Tagged-particle motion in glassy systems under shear: Comparison of mode coupling theory and Brownian Dynamics simulations

TL;DR

This study compares mode coupling theory and Brownian Dynamics simulations to understand the motion of a tagged particle in glassy systems under shear, revealing new dispersion phenomena and stress-related dynamics.

Contribution

It extends mode coupling theory to include tagged particle correlators under shear and compares predictions with detailed simulations.

Findings

Transient correlation functions show stress overshoot effects.

Discovery of a new type of Taylor dispersion in glassy states.

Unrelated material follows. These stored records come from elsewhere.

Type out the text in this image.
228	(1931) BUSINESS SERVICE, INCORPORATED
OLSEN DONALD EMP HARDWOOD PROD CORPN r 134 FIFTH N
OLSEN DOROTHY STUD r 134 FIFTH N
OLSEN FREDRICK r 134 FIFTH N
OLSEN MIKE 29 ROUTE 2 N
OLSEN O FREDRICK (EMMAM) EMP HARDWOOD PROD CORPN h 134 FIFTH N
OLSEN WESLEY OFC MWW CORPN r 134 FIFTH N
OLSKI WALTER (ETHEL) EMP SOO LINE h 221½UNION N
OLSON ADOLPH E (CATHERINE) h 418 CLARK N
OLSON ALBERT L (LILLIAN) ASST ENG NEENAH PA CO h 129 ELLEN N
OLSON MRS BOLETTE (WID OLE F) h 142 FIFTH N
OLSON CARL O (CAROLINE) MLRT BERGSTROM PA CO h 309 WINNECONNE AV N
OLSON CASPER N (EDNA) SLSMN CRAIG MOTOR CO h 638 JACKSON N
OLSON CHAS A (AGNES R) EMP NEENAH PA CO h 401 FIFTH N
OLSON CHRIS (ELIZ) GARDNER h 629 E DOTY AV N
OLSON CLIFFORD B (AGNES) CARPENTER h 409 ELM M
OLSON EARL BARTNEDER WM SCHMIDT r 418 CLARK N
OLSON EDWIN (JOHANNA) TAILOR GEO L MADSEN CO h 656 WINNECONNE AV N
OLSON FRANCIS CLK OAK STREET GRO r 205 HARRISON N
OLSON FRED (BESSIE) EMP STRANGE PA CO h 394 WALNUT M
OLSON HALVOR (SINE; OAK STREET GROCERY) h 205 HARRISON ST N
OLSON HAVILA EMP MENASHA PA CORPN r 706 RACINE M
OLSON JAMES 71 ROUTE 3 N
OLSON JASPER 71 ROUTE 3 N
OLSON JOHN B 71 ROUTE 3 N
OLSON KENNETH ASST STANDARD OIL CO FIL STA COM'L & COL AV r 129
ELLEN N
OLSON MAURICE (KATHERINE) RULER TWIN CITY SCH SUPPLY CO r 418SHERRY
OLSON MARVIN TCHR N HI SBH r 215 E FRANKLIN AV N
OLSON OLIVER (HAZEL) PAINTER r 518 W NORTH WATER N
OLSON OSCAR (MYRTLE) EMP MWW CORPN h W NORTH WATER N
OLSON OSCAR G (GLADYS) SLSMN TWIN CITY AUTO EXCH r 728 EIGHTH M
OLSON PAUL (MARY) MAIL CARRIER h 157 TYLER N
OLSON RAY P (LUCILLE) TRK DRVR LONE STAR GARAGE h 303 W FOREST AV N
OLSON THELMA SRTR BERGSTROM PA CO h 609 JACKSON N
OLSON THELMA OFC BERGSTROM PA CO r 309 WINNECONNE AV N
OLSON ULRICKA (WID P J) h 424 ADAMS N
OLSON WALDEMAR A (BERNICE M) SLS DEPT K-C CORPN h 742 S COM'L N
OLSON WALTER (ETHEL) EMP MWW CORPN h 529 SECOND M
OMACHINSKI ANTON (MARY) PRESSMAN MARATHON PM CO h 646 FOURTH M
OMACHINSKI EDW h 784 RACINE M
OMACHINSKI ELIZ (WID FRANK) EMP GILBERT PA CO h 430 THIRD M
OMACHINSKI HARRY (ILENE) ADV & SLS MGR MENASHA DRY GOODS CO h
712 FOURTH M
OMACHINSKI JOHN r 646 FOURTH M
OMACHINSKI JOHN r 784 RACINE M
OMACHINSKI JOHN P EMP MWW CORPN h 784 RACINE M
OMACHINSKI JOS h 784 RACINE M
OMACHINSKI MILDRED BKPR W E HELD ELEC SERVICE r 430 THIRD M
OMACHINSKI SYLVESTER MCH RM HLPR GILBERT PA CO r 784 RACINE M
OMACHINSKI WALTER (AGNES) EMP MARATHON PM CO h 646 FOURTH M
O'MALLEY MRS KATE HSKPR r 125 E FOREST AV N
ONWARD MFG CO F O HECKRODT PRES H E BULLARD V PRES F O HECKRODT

Qualitative agreement between theory and simulations with some quantitative deviations.

Abstract

We study the dynamics of a tagged particle in a glassy system under shear. The recently developed integration through transients approach based on mode coupling theory, is continued to arrive at the equations for the tagged particle correlators and the mean squared displacements. The equations are solved numerically for a two dimensional system, including a nonlinear stability analysis of the glass solution, the so called beta-analysis. We perform Brownian Dynamics simulations in 2-D and compare with theory. After switch on, transient glassy correlation functions show strong fingerprints of the stress overshoot scenario, including, additionally to previously studied superexponential decay, a shoulder-like slowing down after the overshoot. We also find a new type of Taylor dispersion in glassy states which has intriguing similarity to the known low density case. The theory qualitatively captures most features of the simulations with quantitative deviations concerning the shear induced timescales. We attribute these deviations to an underestimation of the overshoot scenario in the theory.